Katie McGill

Personal information
- Full name: Kathleen McGill
- Born: 13 January 1992 (age 34) Brighton, England
- Batting: Right-handed
- Bowling: Right-arm medium

International information
- National side: Scotland;
- T20I debut (cap 9): 7 July 2018 v Uganda
- Last T20I: 25 September 2022 v Papua New Guinea
- Source: Cricinfo, 30 September 2022

= Katie McGill =

Scottish cricketer (born 1992)

Katie McGill (born 13 January 1992) is a Scottish cricketer. She played for the Scotland women's national cricket team in the 2017 Women's Cricket World Cup Qualifier in February 2017.

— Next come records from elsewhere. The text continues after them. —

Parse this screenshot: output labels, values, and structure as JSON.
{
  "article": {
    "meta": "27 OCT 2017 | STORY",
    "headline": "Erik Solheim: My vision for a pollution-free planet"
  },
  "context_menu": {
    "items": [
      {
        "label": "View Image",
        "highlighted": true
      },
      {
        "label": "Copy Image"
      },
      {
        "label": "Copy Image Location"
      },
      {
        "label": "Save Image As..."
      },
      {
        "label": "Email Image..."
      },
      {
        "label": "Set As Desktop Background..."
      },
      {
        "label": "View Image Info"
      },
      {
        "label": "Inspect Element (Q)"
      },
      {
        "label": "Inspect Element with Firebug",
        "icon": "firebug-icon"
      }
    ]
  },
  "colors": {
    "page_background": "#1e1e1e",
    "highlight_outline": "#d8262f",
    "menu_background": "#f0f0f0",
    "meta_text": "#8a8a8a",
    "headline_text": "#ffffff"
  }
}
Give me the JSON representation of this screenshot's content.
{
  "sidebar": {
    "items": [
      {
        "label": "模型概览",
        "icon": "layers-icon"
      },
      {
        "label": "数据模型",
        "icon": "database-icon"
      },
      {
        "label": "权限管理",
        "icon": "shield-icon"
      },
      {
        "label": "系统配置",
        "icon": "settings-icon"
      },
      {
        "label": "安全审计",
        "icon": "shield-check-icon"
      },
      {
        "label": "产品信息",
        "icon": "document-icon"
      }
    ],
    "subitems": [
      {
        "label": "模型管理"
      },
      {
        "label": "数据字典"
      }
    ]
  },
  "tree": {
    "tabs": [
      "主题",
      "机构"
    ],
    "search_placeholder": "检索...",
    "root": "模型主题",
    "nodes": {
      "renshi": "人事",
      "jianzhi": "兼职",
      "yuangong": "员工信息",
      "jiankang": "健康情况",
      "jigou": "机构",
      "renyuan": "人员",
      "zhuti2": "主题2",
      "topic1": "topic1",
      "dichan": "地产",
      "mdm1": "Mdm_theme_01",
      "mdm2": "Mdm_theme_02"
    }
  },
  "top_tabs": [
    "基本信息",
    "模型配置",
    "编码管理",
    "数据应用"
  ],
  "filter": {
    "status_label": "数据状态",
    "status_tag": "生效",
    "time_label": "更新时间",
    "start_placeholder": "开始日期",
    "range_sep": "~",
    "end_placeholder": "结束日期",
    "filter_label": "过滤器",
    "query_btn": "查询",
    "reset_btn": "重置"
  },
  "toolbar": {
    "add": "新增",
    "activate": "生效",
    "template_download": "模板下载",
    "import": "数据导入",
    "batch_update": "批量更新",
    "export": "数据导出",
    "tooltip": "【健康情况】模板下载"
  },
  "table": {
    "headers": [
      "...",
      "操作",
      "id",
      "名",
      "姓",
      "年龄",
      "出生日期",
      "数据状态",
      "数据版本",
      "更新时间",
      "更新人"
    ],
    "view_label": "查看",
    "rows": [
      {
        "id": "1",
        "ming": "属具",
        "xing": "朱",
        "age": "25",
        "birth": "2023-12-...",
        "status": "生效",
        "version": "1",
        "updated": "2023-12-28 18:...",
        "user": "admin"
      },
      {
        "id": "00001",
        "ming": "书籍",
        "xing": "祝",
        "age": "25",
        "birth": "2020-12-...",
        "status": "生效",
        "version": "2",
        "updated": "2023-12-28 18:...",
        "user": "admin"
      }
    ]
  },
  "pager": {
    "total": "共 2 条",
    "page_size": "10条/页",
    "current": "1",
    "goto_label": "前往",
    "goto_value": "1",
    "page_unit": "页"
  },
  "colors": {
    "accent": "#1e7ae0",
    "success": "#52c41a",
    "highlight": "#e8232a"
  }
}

In June 2018, she was named in Scotland's squad for the 2018 ICC Women's World Twenty20 Qualifier tournament. She made her Women's Twenty20 International (WT20I) debut for Scotland against Uganda in the World Twenty20 Qualifier on 7 July 2018.

In May 2019, she was named in Scotland's squad for the 2019 ICC Women's Qualifier Europe tournament in Spain. In August 2019, she was named in Scotland's squad for the 2019 ICC Women's World Twenty20 Qualifier tournament in Scotland. In October 2019, she was named in the Women's Global Development Squad, ahead of a five-match series in Australia.

In January 2022, she was named in Scotland's team for the 2022 Commonwealth Games Cricket Qualifier tournament in Malaysia.